Brand responsibility refers to the level of proactive support and the guarantee that the service marketplace brand provides both sides in a transaction. It is a function of the risk level involved in using the service. When you talk about core business activities, having a trusted and unbiased third party who is responsible for the long-term relationship reduces the risk tremendously, while creating added value - a large investment in quality assurance and service operations to reduce risk to all sides involved.
Different service marketplaces offer their customers different levels of brand responsibility.
These are service marketplaces like Craigslist and Yelp, which gather a very wide variety of services and allow us to conveniently search for the ones that fit our basic requirements. These kinds of service marketplaces provide consumers with a convenient way to search within the frameworkds of a fully transactional relationship.
Service marketplaces like Fivver and TaskRabbit are making an effort to customize the list of the services provided with better filters and reviews, to help judge some aspects of service quality in the eyes of other past users, within the framework of a transactional relationship.
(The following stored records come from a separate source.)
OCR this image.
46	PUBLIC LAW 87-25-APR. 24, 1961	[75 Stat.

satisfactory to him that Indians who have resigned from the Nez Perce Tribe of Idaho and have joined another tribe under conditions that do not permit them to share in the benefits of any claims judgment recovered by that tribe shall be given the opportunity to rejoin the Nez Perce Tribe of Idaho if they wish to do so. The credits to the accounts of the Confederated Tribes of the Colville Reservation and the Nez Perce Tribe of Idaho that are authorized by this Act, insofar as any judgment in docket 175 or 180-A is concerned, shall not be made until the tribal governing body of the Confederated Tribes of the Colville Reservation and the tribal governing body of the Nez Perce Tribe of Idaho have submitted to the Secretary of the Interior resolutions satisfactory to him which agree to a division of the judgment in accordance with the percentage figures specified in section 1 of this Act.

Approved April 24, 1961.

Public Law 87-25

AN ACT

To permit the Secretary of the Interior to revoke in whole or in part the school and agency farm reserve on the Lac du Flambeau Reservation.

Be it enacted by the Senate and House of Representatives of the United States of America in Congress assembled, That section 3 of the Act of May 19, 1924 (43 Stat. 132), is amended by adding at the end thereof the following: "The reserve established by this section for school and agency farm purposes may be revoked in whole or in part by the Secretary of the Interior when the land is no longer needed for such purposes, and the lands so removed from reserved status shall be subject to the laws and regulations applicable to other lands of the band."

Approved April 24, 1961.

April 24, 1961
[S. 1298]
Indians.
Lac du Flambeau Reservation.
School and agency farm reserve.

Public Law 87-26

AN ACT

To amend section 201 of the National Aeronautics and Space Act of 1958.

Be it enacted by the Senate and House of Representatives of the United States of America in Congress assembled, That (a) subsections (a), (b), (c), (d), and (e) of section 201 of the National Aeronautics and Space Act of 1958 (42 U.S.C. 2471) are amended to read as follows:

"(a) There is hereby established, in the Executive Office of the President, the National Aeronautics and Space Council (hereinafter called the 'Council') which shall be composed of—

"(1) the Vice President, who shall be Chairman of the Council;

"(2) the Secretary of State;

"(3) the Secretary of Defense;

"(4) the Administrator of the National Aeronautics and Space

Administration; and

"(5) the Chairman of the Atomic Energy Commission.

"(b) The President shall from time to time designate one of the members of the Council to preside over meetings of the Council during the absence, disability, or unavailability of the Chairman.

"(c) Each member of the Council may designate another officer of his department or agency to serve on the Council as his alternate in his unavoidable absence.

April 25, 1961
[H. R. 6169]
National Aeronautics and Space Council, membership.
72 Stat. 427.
Uber and Airbnb are both examples of service marketplaces that provide a higher level of service and engagement. The level of responsibility these two brands pledge towards their supply and demand sides is exceptional. An Uber passenger is Uber’s client and therefore a low service level will lead to the customer receiving a refund from Uber. An Airbnb host will enjoy a higher confidence level with Host Guarantee property damage protection. Both brands assume higher responsibility levels over the services provided through their platforms.
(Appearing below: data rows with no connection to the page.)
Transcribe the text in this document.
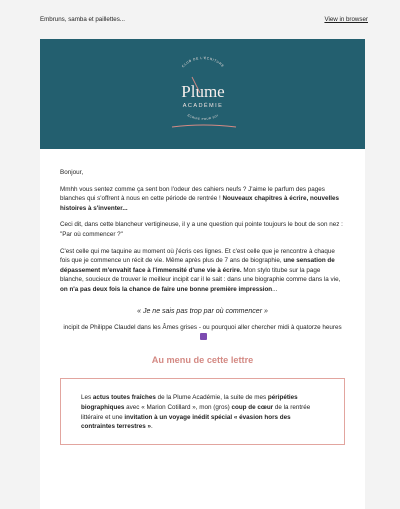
Embruns, samba et paillettes...	View in browser
CLUB DE L'ÉCRITURE
Plume
ACADÉMIE
ÉCRIRE POUR SOI

Bonjour,

Mmhh vous sentez comme ça sent bon l'odeur des cahiers neufs ? J'aime le parfum des pages blanches qui s'offrent à nous en cette période de rentrée ! Nouveaux chapitres à écrire, nouvelles histoires à s'inventer...

Ceci dit, dans cette blancheur vertigineuse, il y a une question qui pointe toujours le bout de son nez : "Par où commencer ?"

C'est celle qui me taquine au moment où j'écris ces lignes. Et c'est celle que je rencontre à chaque fois que je commence un récit de vie. Même après plus de 7 ans de biographie, une sensation de dépassement m'envahit face à l'immensité d'une vie à écrire. Mon stylo titube sur la page blanche, soucieux de trouver le meilleur incipit car il le sait : dans une biographie comme dans la vie, on n'a pas deux fois la chance de faire une bonne première impression...

« Je ne sais pas trop par où commencer »
incipit de Philippe Claudel dans les Âmes grises - ou pourquoi aller chercher midi à quatorze heures
Au menu de cette lettre
Les actus toutes fraîches de la Plume Académie, la suite de mes péripéties biographiques avec « Marion Cotillard », mon (gros) coup de cœur de la rentrée littéraire et une invitation à un voyage inédit spécial « évasion hors des contraintes terrestres ».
These are service marketplaces that set a higher standard in their industry, by defining the screening and qualification methods and quality assurance measurement scales to be used. Brands like Wonderschool provide access to high-end services based on a thorough screening process, that was traditionally very complicated and expensive to execute independently. Translate this to B2B service marketplace and you’ll discover the beginnings of a catch-22 breach for SMBs, as it enables a management capability that doesn’t result in much higher fee being charged.
What about the next-gen managed service marketplace?
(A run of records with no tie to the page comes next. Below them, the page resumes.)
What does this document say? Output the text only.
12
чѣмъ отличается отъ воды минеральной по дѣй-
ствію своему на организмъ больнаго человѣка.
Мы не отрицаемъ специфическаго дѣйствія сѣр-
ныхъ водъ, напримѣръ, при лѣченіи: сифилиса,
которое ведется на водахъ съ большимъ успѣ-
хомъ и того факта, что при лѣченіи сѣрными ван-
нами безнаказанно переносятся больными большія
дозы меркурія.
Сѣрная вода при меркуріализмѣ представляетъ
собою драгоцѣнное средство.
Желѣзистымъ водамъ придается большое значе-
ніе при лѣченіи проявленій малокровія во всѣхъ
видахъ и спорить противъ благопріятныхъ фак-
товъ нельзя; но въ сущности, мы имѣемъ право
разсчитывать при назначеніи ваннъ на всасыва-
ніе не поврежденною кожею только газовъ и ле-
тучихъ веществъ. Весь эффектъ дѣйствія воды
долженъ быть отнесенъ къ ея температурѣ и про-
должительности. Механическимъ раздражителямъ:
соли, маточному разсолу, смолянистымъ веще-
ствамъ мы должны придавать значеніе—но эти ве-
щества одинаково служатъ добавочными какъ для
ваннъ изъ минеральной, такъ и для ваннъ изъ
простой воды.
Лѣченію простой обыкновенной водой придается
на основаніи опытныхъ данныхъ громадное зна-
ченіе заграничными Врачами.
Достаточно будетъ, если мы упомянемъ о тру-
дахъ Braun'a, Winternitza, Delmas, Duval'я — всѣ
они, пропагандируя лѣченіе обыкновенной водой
Guardians take gatekeeping to the next level, providing fully managed service marketplaces brands can trust. One great example, Mayple, starts by screening their marketing service providers using a thorough, data-based vetting process and continues to make sure that businesses get high level results and services throughout their relationships with their independent marketers. Responsibility over the relationship is held to the highest of standards. These kinds of managed marketplaces are likely to operate in a complex and fragmented industry, where building trust is essential, though hard to attain, due to the high level of touchpoints customers are used to.
Solving pain points and leveling the playing field
Mayple is a prime example of an end-to-end solution that the new generation of B2B service marketplaces can provide businesses. These kinds of service marketplaces set an industry standard regarding the quality of services and expected performance, while taking a much broader and proactive responsibility for the actual quality delivered to the customer, in a way that generates long-term relationships and trust. This allows SMBs to finally enjoy the best of both worlds They obtain full access to high-end services from the service providers, as well as from the brand itself, in a flexible and relatively cheap way, thanks to the marketplace scale.
The hybrid approach of a technology-based service and high level of responsibility is enabling the benefits of high-touchpoint connections to be produced into a scalable solution. It is here that we might experience a shift between the short-term transactional relations we are used to seeing in the SaaS world, to the long-term relationship of a trusted B2B brand.
Are you ready for the next generation?